A campaign statement said Trump would “use the powers of the presidency to remove and discipline the federal employees and managers who have violated the public’s trust and failed to carry out the duties on behalf of our veterans”; “ask that Congress pass legislation that empowers the Secretary of the VA to discipline or terminate any employee who has jeopardized the health, safety or well-being of a veteran”; “create a commission to investigate all the fraud, coverups, and wrong-doing that has taken place in the VA, and present these findings to Congress to spur legislative reform”; and “protect and promote honest employees at the VA who highlight wrongdoing, and guarantee their jobs will be protected.”
While that statement addressed only VA, such moves also could set a precedent for similar policies elsewhere.
Other ideas whose chances of enactment probably would improve include extending from one year to two the probation period in which newly hired employees have few job rights, and limiting the practice of putting employees under investigation for disciplinary action on paid leave, which sometimes extends many months or even years.
Trump wants to repeal the Affordable Care Act (Obamacare). What would that mean for federal employees’ health benefits?
Maybe not much. The Federal Employees Health Benefits Program has been in existence for many decades and operates under a separate set of laws.

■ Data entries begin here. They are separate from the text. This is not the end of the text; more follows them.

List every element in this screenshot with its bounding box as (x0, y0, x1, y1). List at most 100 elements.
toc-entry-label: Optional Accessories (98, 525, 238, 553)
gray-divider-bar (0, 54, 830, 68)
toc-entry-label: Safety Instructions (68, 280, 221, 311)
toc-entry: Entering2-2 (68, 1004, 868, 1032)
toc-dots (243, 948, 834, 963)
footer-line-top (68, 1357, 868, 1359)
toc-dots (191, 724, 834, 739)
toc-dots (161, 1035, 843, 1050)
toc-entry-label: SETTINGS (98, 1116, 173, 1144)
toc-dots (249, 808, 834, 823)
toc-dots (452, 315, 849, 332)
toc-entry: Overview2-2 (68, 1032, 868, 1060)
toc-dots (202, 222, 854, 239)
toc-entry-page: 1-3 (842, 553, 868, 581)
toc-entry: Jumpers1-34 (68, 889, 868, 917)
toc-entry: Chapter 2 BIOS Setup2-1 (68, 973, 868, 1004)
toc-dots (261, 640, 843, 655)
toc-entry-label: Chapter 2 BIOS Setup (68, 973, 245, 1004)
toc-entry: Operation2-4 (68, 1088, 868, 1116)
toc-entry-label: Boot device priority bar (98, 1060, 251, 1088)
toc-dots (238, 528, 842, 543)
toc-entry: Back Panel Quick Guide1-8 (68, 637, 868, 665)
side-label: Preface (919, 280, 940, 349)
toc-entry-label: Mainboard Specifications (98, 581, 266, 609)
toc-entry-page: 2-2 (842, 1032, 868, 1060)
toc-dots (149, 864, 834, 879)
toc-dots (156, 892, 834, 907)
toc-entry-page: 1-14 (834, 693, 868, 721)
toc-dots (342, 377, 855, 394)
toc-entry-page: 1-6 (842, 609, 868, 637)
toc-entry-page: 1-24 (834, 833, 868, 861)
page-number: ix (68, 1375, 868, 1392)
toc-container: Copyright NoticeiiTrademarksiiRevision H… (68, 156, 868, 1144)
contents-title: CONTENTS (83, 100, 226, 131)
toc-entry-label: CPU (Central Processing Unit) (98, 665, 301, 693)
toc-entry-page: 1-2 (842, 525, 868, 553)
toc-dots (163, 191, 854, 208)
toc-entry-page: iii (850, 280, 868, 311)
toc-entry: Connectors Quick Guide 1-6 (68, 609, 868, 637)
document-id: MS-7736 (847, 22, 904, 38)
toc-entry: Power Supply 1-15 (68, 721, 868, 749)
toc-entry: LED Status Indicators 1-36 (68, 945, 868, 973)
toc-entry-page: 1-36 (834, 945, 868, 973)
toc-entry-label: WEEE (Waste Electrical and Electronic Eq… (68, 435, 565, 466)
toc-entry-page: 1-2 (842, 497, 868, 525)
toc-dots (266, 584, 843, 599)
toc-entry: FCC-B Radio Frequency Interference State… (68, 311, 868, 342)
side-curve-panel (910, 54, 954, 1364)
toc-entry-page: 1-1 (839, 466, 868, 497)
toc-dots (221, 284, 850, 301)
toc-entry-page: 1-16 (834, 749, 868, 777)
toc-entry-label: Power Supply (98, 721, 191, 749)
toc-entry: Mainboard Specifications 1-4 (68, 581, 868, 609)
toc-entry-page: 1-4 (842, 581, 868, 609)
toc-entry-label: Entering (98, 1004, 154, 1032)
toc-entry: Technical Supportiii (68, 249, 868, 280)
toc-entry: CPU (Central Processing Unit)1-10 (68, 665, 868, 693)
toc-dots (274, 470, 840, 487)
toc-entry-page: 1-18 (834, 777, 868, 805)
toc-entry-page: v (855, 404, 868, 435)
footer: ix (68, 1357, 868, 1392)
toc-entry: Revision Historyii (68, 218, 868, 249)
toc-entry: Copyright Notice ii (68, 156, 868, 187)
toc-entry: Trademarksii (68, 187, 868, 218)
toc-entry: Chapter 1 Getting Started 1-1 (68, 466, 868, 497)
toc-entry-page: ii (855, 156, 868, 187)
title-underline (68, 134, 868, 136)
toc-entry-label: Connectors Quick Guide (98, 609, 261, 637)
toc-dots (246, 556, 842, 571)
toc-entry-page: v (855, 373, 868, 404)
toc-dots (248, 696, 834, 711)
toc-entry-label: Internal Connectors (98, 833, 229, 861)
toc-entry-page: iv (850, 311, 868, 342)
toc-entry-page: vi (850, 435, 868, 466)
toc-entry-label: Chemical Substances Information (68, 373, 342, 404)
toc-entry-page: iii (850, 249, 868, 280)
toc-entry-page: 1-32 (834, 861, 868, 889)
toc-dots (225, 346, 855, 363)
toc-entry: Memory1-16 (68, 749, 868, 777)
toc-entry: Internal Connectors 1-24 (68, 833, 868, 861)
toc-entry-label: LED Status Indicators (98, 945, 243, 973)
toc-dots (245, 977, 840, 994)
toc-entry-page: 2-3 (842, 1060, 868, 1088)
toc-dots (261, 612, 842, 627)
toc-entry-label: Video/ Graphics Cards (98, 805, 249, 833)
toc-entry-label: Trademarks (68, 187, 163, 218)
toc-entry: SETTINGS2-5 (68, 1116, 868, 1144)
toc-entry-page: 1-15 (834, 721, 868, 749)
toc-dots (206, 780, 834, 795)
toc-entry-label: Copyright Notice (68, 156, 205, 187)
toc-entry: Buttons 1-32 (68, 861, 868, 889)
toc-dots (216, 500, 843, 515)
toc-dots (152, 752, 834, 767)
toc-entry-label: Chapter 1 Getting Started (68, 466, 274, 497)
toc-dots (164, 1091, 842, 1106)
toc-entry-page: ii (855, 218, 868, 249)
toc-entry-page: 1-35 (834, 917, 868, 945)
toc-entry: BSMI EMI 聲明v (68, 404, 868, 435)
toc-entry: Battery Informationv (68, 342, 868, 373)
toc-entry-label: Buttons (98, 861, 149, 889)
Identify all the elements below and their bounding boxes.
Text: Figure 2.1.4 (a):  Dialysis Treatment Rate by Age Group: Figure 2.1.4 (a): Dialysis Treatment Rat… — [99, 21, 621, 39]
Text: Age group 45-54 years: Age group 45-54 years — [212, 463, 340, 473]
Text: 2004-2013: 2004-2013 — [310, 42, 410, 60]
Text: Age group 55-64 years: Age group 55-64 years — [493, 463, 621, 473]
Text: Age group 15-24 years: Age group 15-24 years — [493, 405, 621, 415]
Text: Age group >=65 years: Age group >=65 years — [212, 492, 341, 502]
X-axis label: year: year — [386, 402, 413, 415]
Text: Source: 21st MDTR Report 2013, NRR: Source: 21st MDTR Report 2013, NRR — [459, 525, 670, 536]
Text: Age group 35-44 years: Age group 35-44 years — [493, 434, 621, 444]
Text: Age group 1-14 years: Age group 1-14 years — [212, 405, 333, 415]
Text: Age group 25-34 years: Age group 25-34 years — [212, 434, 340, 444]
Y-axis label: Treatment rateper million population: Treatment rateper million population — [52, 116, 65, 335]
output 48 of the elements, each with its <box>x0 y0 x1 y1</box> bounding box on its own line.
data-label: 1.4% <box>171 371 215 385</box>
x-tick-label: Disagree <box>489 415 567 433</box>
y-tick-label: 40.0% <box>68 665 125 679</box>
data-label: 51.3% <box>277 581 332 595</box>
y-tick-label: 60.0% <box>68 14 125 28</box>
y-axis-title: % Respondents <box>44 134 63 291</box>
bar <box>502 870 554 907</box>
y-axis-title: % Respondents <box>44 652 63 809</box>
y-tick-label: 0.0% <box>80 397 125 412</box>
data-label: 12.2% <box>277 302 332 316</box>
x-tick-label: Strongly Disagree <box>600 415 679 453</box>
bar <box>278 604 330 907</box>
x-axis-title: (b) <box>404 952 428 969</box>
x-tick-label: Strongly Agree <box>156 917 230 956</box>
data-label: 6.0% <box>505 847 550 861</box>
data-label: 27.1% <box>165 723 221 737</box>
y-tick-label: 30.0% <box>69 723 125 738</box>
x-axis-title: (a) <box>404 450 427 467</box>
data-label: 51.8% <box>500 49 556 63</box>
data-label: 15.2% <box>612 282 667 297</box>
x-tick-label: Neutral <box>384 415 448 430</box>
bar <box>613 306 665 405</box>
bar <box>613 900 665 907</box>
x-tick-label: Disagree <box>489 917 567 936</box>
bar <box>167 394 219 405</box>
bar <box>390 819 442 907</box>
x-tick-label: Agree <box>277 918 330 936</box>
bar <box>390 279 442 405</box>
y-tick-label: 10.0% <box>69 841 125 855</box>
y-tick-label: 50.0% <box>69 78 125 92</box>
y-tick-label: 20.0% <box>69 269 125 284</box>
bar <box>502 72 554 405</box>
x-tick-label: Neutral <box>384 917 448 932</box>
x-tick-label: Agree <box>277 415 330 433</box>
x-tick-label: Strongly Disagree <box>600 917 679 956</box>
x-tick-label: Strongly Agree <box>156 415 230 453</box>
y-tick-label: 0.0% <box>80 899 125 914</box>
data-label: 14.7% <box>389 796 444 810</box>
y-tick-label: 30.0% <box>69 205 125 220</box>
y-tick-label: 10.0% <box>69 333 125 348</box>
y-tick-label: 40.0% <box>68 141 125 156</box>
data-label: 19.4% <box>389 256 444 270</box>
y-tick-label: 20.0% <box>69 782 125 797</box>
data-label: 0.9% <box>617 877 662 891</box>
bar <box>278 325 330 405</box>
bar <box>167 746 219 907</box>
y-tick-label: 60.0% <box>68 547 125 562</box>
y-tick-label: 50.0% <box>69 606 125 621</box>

That program already had included some features made national policy as part of the ACA, such as a ban on denying coverage because of a preexisting condition.
One change in that law that did directly impact the FEHBP was to allow coverage of children to continue until they reach age 26; the previous cutoff was 22. That is one provision of the ACA that might be salvaged even in a general repeal.
Another provision of direct impact required members of Congress and certain staff members to leave the FEHBP program. One result has been years of wrangling over how the administration interpreted that provision by allowing them to keep the employer contribution toward health care under certain circumstances. Whether they would simply be returned to the FEHBP is an open question.
Will retirement and other benefits be on the chopping block?
This requires speculation. While the campaign statements did not directly address those benefits, those same Republican budget plans whose chances for enactment have now improved have targeted benefits in various ways.
Several of those plans have advocated increasing the required employee contribution toward retirement. Some have specified that the employer and employee shares should be made equal, which for most employees would require they pay in about 6 percent more of their salary; several smaller increases have been enacted in recent years affecting only employees hired after their effective dates.
Other recommendations have included eliminating a retirement supplement paid to many who retire relatively early and reducing the interest the government pays in the most popular investment fund in the Thrift Savings Plan, the 401(k)-style program for federal workers.
Another common theme has been to make the government contribution toward the FEHBP less generous. Currently, the government pays about 70 percent of the total premium as the employer. Several plans have recommended that it pay a fixed dollar amount instead and increase that amount by less than the overall cost growth in the program. That could spur many enrollees to shift to lower-cost plans, while those who don’t could end up paying a greater share toward their health insurance.